The plasma membrane of each cell is a bilayer of lipids; as cancer cells swell in number, they have to source lipids from their immediate environment or make their own to maintain their plasma membranes.
Asst Prof Garcia-Bermudez said that was the prevailing theory as to why lipids are so important to cancer.
Emerging research has since discovered that lipids may offer cancer cells more functional perks.
For example, a September 2024 study found that cancer cells use a type of lipid called sphingolipid to go into stealth mode, thus evading detection and destruction by the immune system.
Studies have also found lipids are somehow involved in ferroptosis, a type of cell death discovered in 2012.
A portmanteau of 'ferrous', the Latin word for iron, and apoptosis, the scientific word for programmed cell death, ferroptosis happens when a build-up of toxic molecules called oxidants and iron overwhelms a cell, causing it to essentially rust from the inside out.
'Oxidants damage the lipids that are forming the membranes (of) a cell,' Asst Prof Garcia-Bermudez said.
'What's interesting is that cancer cells tend to produce more oxidants than normal cells,' he added, noting that there's been interest in understanding why some cancers are more susceptible to this type of damage and in using ferroptosis to kill cancer cells.
GAG-ging cancer cells
The crafty masters of survival that they are, cancer cells have devised ways to dodge ferroptosis.
Unraveling the reason why put Asst Prof Garcia-Bermudez and his lab on a four-year journey of scientific inquiry.
One of the researchers' first findings, after screening 200 metabolic genes linked to cancer, was that an enzyme called glutathione peroxidase 4 was active in tumours.
This wasn't a new discovery: Studies have shown that this enzyme, which can stop lipids from degrading, plays a pivotal role in controlling ferroptosis.
When glutathione peroxidase 4 was erased from a cancer cell's genome, the tumour would die, unless it was given a drug blocking ferroptosis or fed lipoproteins.
'That was a clue that lipoproteins were somehow related to ferroptosis,' said study co-author and UT Southwestern Medical Center's Eugene McDermott Center for Human Growth and Development director Prof Dr Ralph DeBerardinis.
In a battery of experiments that included depriving cancer cells in petri dishes of lipoproteins and exposing them to different antioxidants, the full picture began to be unveiled.
Cancer cells were intercepting lipoproteins – particularly those bearing vitamin E, a fat-soluble antioxidant – from their surrounding environment.
Like a fisherman with a fishing line, cancer cells accomplished this not with the usual reels used to catch lipoproteins, but with the long, flowy sugar chains known as GAGs.
These molecules are attached to a cancer cell surface through another molecule called a proteoglycan.
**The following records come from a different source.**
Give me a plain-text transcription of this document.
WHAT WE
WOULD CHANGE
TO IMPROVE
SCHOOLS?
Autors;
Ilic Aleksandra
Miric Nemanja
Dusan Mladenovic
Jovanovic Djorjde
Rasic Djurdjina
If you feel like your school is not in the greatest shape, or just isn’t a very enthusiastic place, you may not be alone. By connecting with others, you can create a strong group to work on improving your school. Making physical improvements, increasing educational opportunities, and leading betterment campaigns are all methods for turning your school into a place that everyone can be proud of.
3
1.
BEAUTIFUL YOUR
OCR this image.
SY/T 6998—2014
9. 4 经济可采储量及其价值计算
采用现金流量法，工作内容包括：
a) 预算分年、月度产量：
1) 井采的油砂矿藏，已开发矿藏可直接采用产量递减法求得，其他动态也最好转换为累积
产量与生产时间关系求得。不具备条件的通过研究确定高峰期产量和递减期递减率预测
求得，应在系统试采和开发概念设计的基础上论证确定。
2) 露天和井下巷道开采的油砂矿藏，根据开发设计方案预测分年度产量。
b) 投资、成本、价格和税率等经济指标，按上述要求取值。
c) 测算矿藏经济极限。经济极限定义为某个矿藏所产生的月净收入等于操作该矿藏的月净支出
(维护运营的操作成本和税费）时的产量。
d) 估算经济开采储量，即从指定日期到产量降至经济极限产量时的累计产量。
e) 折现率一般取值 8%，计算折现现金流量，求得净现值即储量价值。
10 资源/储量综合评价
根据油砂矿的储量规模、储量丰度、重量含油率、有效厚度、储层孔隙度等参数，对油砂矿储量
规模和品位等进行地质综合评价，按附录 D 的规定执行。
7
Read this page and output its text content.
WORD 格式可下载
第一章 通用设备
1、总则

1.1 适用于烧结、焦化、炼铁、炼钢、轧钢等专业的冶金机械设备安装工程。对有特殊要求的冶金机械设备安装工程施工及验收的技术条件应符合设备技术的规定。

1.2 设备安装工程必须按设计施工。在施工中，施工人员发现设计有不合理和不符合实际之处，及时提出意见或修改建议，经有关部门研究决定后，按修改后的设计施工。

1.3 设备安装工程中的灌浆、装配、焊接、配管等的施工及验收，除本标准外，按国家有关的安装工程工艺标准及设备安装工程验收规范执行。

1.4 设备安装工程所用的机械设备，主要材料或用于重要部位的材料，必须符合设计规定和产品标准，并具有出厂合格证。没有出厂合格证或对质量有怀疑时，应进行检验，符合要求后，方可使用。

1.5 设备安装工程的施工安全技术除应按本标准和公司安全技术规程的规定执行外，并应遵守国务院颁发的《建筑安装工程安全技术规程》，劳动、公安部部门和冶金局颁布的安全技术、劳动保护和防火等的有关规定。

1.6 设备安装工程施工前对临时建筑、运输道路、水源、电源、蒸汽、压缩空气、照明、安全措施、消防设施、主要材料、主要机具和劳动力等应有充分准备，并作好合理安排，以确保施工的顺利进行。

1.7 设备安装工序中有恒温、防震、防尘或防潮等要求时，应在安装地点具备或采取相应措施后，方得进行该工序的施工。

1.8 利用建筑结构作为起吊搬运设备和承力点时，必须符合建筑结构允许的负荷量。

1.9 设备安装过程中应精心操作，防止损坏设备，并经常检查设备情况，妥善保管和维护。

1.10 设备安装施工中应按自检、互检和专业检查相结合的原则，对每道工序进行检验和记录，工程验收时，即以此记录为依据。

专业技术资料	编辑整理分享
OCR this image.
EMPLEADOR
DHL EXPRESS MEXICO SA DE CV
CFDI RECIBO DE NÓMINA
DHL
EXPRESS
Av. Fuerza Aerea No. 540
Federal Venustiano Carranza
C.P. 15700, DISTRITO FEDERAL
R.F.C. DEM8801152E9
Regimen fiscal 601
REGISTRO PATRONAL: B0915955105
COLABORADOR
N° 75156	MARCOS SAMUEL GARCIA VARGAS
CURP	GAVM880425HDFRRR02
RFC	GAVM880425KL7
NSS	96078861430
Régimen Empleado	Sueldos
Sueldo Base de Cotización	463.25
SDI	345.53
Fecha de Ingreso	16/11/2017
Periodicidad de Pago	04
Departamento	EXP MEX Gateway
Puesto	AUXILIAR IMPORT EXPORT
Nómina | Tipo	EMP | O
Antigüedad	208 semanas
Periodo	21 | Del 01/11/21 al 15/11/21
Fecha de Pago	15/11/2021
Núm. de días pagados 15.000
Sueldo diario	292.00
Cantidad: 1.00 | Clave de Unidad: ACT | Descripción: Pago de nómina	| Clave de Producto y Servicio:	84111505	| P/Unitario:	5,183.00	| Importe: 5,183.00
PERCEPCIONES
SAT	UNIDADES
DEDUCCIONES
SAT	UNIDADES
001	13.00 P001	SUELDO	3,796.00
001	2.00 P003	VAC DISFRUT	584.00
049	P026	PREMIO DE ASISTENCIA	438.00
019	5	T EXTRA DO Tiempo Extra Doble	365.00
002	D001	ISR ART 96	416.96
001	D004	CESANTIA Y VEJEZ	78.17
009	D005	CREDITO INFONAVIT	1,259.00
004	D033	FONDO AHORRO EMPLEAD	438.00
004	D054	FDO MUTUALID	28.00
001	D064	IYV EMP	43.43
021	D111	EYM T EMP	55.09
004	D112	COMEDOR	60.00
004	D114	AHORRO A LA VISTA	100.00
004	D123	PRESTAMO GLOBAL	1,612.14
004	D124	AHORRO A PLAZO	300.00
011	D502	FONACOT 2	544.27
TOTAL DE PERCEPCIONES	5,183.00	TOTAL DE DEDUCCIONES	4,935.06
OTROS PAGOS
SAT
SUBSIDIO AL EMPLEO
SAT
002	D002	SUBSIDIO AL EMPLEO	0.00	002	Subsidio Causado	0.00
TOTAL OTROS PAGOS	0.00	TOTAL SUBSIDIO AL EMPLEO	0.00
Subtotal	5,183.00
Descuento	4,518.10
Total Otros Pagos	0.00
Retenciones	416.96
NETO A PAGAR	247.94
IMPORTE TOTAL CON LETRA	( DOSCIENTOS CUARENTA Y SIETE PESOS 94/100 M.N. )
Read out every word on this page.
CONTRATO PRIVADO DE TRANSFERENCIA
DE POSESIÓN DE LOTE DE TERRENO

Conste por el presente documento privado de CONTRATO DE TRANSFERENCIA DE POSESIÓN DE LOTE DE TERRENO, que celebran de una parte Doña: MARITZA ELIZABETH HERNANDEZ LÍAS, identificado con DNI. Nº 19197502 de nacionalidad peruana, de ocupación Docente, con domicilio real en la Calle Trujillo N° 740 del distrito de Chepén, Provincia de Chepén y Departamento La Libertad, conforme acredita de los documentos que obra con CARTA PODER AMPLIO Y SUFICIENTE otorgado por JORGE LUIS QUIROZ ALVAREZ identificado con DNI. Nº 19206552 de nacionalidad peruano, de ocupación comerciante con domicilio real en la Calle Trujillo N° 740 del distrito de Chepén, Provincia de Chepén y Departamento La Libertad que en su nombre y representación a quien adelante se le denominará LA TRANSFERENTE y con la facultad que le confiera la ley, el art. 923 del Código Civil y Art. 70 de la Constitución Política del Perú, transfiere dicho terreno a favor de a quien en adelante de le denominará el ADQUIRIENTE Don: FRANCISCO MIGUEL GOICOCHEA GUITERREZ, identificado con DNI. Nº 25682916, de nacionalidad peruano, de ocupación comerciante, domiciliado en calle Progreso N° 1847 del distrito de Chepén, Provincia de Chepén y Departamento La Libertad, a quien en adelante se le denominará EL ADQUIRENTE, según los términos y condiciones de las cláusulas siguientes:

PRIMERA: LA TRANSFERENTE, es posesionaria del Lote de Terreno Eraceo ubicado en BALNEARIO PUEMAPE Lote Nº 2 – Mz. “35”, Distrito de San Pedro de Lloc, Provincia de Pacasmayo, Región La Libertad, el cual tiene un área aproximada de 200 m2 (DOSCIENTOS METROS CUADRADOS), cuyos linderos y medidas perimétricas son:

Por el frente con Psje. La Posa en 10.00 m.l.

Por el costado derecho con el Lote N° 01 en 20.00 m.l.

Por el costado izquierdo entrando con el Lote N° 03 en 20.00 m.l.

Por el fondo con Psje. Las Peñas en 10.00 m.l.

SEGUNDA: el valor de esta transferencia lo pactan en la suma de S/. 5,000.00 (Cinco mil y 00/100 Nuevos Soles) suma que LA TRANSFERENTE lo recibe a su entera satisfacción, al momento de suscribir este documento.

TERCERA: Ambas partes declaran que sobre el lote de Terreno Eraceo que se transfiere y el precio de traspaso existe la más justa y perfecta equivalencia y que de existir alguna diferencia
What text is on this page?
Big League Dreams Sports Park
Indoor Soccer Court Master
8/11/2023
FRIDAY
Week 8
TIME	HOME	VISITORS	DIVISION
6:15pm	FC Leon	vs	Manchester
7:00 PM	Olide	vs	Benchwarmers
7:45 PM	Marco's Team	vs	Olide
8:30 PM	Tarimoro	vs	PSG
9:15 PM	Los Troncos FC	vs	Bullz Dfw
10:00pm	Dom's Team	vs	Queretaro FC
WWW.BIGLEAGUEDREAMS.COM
When the scientists blocked the biochemical pathway responsible for manufacturing GAGs, this limited a lab-grown cancer cell's access to vitamin E and made it more vulnerable to ferroptosis.
In mice grafted with cancer cells, cutting off the pathway slowed tumour growth.
The researchers also examined 20 tumours donated by patients with clear cell renal carcinoma, the most common type of kidney cancer.
These tumours had higher levels of GAGs and vitamin E – about 15 times more of the latter – compared to normal kidney tissue.
Disrupting the biochemical pathway producing GAGs prevented kidney cancer cells from devouring vitamin E-laden lipoproteins, resulting in them dying by the iron hand of ferroptosis.
Much more to be done
Asst Prof Garcia-Bermudez and Prof DeBerardinis caution that there is much more research to be done before their study's findings have any clinical application for treating cancer.
'We know that GAGS are on the surface, they speak to the lipoproteins and they affect the uptake of lipoproteins,' Asst Prof Garcia-Bermudez said.
'But how mechanistically this happens, especially in the cancer cell, hasn't been shown before.
'If we understand how this works and we find molecular targets that maybe we can treat with drugs and block, then we have a way to specifically deplete vitamin E in the tumour.'
Prof DeBerardinis said that the research does not suggest any association between dietary vitamin E and cancer risk, or how vitamin E levels correlate with cancer patient outcomes.
Figuring out those possible connections would be points for future study.
In the short term, he said, these findings could be used to investigate whether tumours with higher levels of GAGs or stored vitamin E are linked to patient outcomes, such as survival rates or how well they respond to treatment.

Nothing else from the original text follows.